There are a number of bands that have thrived on a local level for years, sometimes decades. Some of these people can live off of the music alone. Most of them have to have some kind of side job- usually related to the local music scene. Musicians own local studios, work at record stores, publish music magazines, own small record lables, run venues, design cover art and do photography for other bands.

It seems to be working pretty well. Even though they can’t get radio airplay (Sacramento radio stations often refuse to play even Sacramento bands that have gone national, much less local local bands) and live in a city with a lot of apathy towards anything local (Sacramento has the biggest case of San Francisco envy you’ve ever seen), local music still thrives. There is a huge amount of creativity, and the local music scene is a vibrant, ever-changeing, self-sustaining community.
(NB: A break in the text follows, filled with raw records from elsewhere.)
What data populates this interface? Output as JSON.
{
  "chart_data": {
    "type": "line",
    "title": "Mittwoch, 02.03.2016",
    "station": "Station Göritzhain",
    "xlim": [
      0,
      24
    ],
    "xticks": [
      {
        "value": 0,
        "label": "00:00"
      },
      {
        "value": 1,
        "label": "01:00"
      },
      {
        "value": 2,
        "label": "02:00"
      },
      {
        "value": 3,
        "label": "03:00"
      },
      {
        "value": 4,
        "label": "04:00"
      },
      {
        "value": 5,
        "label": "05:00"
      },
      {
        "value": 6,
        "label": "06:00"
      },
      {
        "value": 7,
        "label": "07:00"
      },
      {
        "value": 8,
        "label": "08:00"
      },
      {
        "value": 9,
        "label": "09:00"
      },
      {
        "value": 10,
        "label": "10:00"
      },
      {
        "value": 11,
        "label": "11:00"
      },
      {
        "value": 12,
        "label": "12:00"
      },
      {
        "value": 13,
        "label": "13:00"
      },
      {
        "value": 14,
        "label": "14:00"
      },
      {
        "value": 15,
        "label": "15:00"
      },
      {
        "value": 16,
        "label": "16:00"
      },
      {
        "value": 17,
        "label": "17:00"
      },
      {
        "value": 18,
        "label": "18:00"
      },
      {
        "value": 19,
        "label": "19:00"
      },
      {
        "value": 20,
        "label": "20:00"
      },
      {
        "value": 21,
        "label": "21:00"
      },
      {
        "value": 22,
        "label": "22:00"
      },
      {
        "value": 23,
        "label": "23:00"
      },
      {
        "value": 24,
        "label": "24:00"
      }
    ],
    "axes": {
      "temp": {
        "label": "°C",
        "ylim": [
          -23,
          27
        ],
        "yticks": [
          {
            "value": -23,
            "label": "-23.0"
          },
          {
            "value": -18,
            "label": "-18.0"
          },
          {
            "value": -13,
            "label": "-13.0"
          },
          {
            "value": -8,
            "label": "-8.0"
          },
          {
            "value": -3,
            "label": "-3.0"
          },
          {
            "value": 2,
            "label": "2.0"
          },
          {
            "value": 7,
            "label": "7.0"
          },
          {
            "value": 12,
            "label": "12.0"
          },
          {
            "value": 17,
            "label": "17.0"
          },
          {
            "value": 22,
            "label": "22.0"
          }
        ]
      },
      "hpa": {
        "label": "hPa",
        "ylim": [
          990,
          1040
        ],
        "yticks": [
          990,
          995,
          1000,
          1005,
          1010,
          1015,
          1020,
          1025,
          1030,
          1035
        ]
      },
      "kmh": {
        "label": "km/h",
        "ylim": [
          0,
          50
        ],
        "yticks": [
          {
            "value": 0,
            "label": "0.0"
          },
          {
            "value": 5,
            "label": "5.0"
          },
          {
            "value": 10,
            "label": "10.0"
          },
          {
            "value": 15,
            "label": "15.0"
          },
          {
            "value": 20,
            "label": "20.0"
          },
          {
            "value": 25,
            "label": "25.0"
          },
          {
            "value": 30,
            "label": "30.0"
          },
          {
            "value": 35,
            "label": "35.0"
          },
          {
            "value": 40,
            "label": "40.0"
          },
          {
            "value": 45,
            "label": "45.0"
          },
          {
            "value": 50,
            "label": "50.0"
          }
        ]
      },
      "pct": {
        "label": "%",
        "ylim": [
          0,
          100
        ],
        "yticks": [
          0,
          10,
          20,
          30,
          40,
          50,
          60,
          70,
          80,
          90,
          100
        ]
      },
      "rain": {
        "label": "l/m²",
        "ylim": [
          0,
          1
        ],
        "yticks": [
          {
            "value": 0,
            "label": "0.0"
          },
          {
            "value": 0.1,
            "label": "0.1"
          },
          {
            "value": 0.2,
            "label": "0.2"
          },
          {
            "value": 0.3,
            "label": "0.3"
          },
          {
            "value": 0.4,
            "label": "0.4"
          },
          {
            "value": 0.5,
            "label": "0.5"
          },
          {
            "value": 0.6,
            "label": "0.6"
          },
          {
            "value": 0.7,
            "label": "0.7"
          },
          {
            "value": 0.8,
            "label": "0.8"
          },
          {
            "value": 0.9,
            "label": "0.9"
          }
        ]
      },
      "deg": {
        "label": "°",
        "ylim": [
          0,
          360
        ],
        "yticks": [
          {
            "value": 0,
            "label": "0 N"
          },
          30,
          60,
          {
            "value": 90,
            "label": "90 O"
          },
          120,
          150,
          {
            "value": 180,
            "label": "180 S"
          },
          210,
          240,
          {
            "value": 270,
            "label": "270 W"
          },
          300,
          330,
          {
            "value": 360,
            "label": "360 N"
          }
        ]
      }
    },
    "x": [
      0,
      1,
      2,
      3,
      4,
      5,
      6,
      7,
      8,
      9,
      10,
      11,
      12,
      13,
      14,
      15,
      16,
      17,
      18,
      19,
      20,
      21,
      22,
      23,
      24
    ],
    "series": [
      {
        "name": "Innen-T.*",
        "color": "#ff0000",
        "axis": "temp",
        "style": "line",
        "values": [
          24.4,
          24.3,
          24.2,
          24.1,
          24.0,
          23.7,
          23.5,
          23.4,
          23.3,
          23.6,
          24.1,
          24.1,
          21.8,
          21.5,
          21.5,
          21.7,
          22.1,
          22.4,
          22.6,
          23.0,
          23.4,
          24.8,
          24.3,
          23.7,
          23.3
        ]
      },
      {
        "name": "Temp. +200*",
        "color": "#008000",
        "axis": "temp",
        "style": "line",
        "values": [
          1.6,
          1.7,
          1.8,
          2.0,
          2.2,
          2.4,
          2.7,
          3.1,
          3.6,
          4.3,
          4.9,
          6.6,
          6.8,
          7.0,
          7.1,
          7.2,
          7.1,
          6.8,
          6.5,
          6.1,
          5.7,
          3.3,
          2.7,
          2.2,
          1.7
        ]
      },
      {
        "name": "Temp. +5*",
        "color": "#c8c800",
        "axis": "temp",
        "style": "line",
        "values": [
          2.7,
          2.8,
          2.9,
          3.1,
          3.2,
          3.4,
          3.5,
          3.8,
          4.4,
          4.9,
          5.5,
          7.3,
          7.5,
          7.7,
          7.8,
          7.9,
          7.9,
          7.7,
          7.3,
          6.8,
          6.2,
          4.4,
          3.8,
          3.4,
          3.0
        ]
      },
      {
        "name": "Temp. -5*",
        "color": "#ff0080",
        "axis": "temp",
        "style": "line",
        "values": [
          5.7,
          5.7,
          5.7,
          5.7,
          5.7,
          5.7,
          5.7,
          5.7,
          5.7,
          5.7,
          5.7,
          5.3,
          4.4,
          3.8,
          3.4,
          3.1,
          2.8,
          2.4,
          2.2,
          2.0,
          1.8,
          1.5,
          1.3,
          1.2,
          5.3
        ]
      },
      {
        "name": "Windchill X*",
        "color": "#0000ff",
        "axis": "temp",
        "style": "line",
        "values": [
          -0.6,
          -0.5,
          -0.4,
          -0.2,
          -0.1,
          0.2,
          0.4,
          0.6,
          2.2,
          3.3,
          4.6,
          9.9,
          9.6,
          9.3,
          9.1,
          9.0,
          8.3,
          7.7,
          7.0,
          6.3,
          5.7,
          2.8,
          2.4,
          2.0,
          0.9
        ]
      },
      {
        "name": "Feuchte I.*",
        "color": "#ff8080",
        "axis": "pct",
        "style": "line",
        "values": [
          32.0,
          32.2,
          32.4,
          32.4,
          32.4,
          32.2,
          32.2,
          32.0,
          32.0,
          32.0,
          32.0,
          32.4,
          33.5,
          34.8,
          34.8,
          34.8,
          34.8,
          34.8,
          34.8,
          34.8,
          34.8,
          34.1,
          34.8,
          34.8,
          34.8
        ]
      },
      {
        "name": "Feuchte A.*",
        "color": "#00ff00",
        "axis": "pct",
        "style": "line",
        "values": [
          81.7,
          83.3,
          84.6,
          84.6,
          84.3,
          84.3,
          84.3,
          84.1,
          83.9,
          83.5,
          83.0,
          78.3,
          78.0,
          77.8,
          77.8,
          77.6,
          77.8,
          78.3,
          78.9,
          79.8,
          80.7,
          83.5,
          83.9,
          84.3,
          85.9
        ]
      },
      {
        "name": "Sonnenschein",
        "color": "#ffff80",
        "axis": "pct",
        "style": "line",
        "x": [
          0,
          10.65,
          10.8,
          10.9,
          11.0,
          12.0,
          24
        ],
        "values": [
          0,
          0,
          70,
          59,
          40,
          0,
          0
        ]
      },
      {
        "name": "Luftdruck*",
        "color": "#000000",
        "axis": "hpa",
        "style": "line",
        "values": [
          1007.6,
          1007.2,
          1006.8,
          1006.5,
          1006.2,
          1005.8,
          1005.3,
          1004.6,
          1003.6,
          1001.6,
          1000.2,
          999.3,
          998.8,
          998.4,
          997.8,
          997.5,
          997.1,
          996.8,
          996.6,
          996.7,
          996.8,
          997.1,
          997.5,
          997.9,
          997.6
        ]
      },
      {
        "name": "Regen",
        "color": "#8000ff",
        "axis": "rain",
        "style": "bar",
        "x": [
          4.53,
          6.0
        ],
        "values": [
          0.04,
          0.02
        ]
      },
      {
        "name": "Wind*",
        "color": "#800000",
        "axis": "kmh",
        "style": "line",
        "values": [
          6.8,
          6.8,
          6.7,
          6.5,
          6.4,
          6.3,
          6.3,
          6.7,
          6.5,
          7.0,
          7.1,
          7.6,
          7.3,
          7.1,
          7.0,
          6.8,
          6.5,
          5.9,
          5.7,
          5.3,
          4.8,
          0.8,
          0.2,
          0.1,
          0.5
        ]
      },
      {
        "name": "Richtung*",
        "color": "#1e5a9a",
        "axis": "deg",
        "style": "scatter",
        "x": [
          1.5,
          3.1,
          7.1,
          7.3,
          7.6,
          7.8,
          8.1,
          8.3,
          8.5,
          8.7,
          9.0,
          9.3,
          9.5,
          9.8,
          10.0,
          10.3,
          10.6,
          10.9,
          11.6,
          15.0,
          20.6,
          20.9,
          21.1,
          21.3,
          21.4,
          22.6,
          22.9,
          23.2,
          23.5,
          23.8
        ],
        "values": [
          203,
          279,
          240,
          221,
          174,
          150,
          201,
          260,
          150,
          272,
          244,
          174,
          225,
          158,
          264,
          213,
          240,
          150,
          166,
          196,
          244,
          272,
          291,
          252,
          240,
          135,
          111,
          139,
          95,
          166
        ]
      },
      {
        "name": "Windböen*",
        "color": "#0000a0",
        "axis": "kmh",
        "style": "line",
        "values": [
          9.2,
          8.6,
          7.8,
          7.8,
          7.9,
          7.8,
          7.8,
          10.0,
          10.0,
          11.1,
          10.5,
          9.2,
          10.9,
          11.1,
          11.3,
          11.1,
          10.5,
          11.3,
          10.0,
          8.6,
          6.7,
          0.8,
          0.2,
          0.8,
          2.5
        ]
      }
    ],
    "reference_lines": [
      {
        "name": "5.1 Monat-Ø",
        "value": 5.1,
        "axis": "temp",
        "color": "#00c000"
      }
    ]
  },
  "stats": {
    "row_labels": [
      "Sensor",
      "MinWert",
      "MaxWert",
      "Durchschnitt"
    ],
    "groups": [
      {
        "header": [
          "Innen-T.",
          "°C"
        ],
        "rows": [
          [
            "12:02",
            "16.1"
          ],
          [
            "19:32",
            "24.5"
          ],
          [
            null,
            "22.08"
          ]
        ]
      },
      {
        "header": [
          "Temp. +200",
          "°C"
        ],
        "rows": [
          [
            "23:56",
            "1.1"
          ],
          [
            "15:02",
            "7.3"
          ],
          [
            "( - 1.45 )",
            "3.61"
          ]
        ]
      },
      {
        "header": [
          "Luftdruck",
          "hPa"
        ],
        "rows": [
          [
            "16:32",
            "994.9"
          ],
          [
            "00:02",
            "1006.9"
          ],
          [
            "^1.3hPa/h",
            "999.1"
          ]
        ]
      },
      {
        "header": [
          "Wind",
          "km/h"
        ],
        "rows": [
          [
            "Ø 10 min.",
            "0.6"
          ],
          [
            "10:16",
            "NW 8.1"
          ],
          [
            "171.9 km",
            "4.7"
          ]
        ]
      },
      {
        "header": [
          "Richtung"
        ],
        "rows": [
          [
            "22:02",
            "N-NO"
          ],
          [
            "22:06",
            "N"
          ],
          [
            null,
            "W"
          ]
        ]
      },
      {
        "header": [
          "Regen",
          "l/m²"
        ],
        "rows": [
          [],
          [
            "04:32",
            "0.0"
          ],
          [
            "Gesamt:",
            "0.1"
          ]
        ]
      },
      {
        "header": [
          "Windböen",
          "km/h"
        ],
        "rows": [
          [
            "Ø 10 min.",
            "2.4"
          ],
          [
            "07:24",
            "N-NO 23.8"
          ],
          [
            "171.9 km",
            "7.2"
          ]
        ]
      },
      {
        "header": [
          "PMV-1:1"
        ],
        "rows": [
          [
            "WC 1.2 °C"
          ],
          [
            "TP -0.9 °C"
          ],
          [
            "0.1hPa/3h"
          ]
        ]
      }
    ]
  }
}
This not only benefits muciscians and the art of creating music, but it benefits the whole city.

Sure, nobodies idea of being a rock star involves waking up in the morning to open the record store you own, or calling up businesses to get advertisers for the magazine you publish, Being involved in a local music scene is a hell of a lot of work. And chances are you won’t get truely rich. But the advantage is a vitality, amount of artistic freedom, and a truely supportive community that the current system does not have.

This is what I would like to see replacing the record industry.